Cette pratique me pose néanmoins question. Ne risque-t-elle pas à terme de nuire à
notre information? Ici, il ne s’agit pas de critiquer tel ou tel journal en ligne mais pour une fois chaque lecteur. Cette interrogation peut d’ailleurs, d’une certaine manière, s’élargir à la
lecture en général des journaux papier et des livres. Internet n'a pas le monopole des Unes racoleuses. Et concernant la littérature, des polémiques renaissent chaque année autour du trucage des
prix, des journalistes véreux et des livres "nuls" vendus à grands renforts de publicité. Mais jamais personne ne remet en cause le lecteur – toujours caressé dans le sens de la page en espérant
qu’il dégaine "bien" la carte bleue. Alors qu’au lendemain du 21 avril 2002, nombreux commentateurs et anonymes dénonçaient à juste titre la responsabilité de l’électeur.
Et même si les enjeux ne sont pas les mêmes, le lecteur comme l’électeur a aussi une
responsabilité dans ses choix. Lire n’est pas un acte passif. Qu’il s’agisse d’un article de presse, un essai, un roman, un blog, une bande dessinée… Ou un bulletin de vote.
Ces quelques mots qui ont donc poussé votre index à cliquer n’ont au fond que le
pouvoir que nous leur prêtons. Pas plus. Personne ne nous oblige à les rendre plus importants que le reste. Comment donc échapper au moins de temps en temps à ces sirènes d’encre et pixels?

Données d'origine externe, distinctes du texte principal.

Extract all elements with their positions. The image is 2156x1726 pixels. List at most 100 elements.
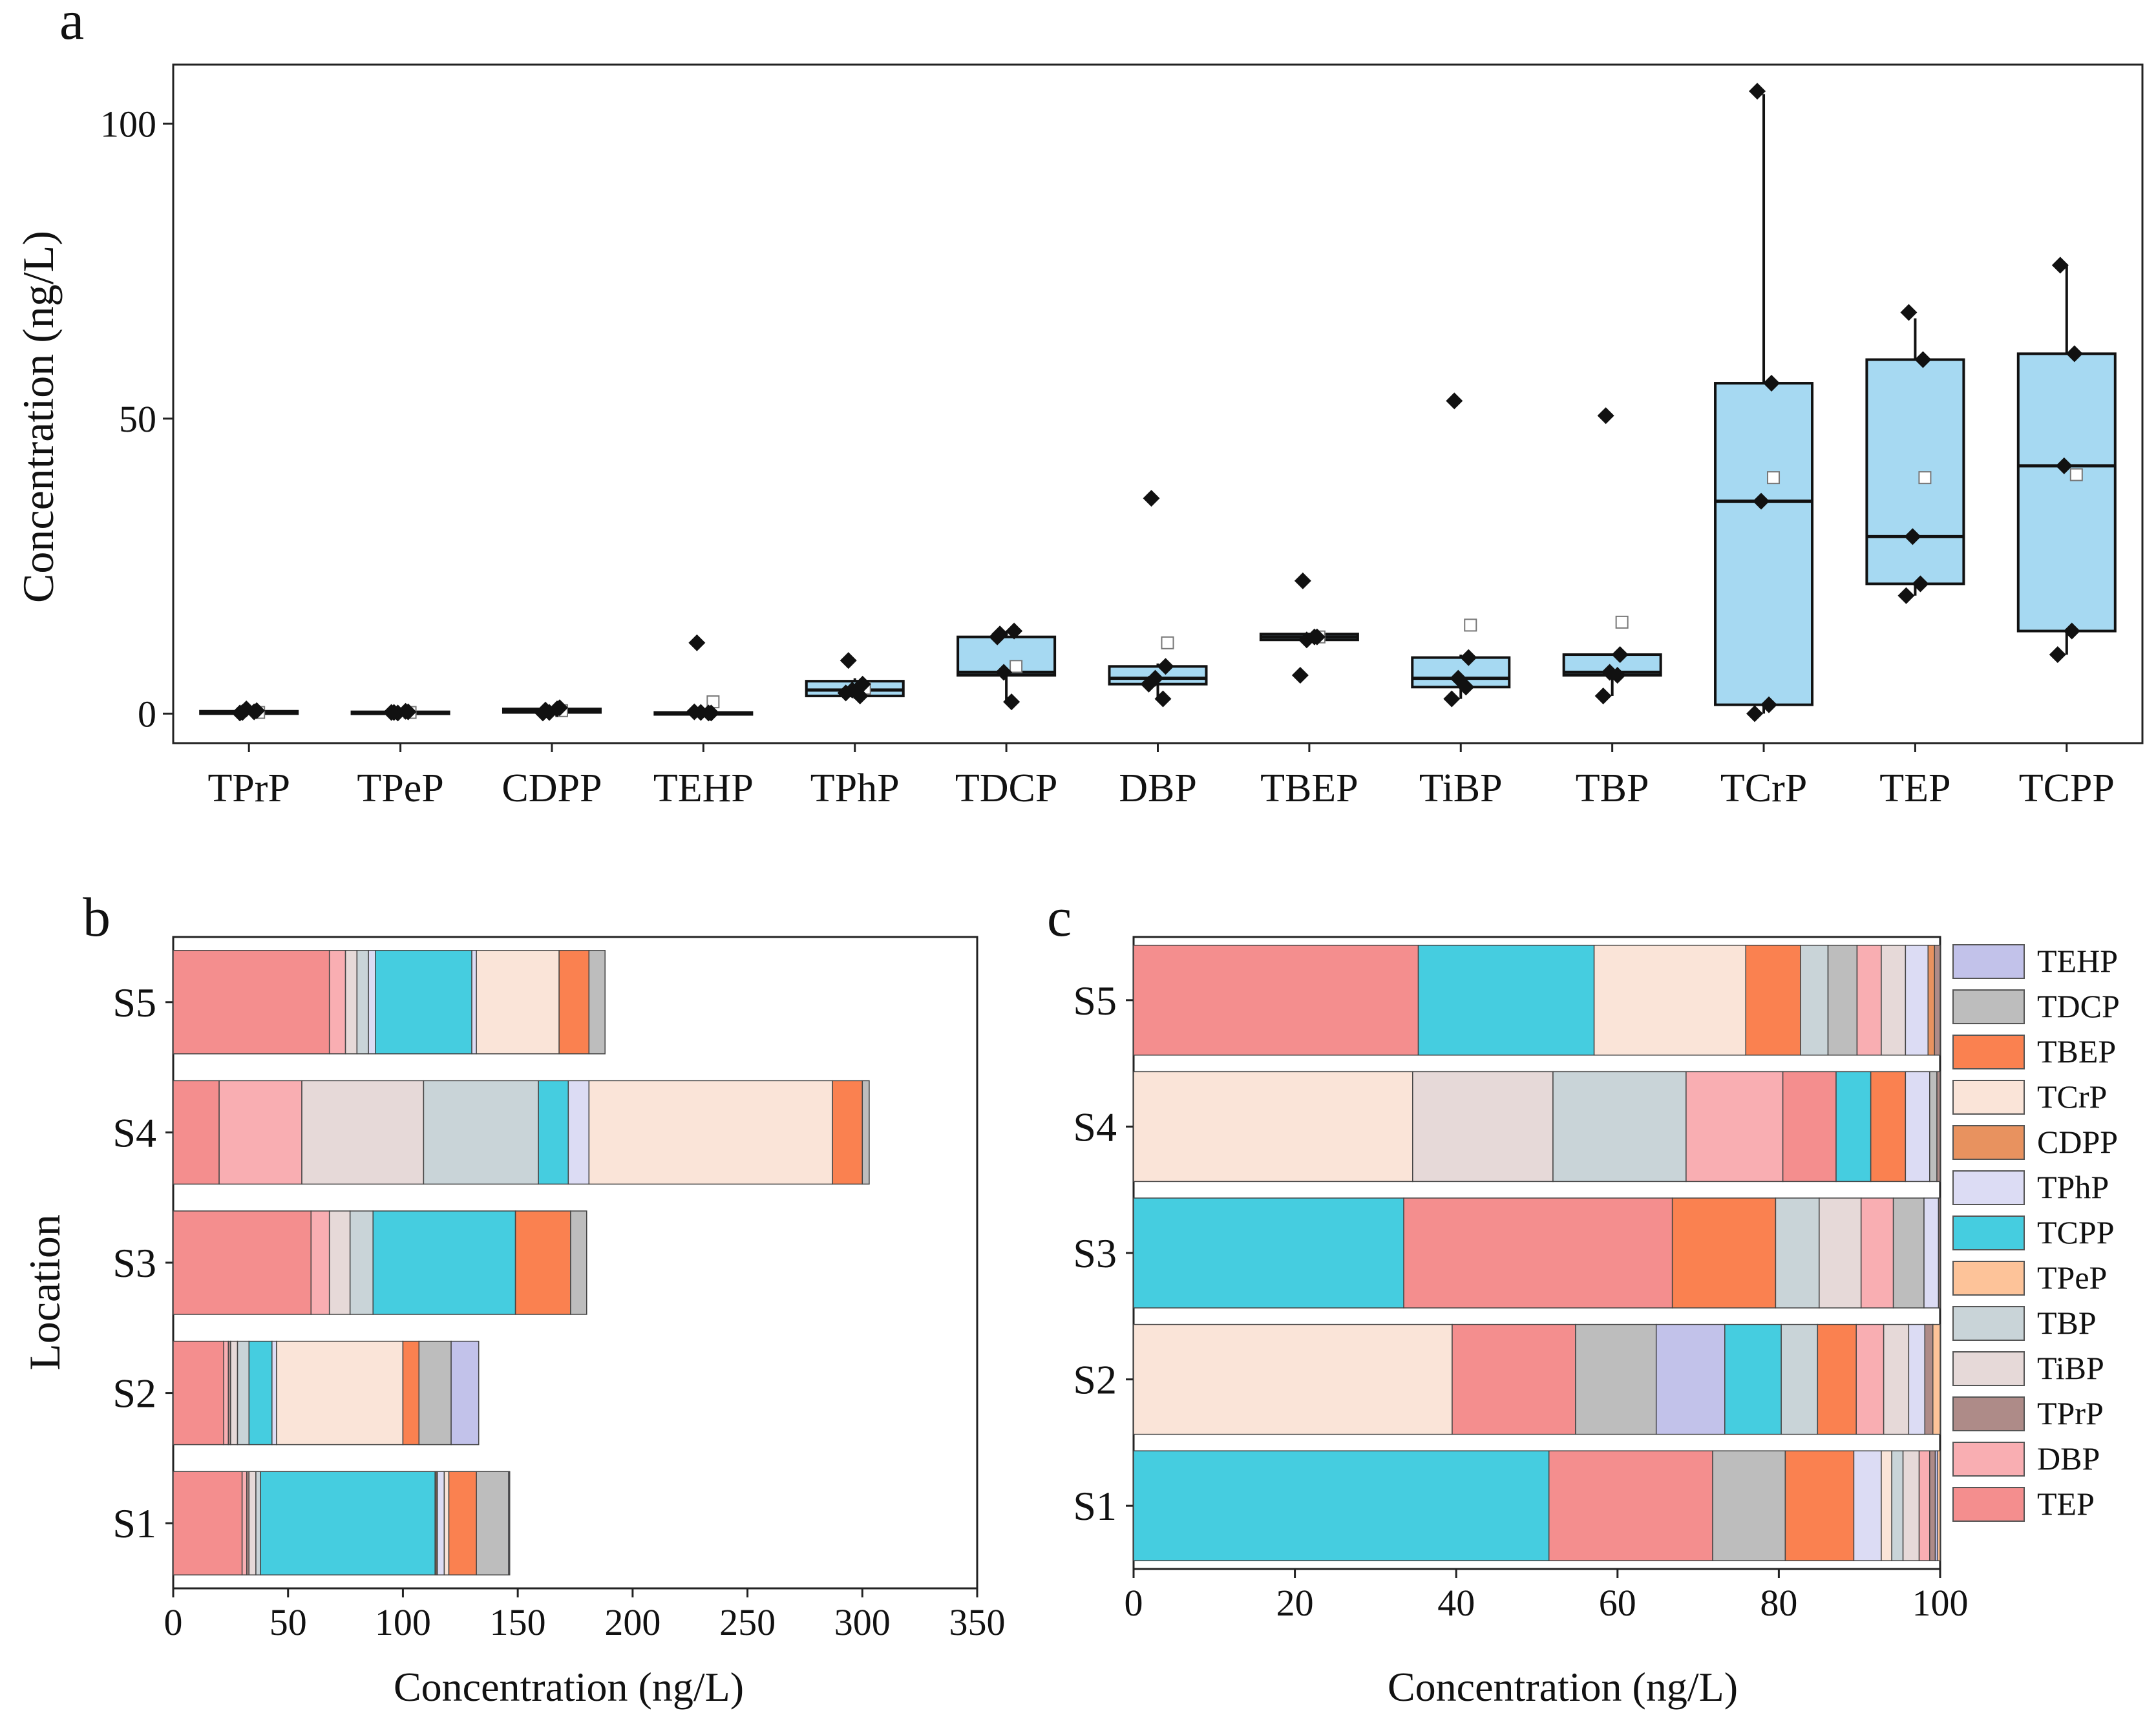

Peut-être se plonger dans un recueil de poèmes de René Char, lire un papier sur la macroéconomie, surfer sur un blog
ignoré de tous, "humeur noirte".
A vrai dire: qui aurait lu cette tribune si
elle avait été titrée René Char, macroéconomie, humeur noire? Sans doute moins d’internautes. Mais l’espoir fait lire...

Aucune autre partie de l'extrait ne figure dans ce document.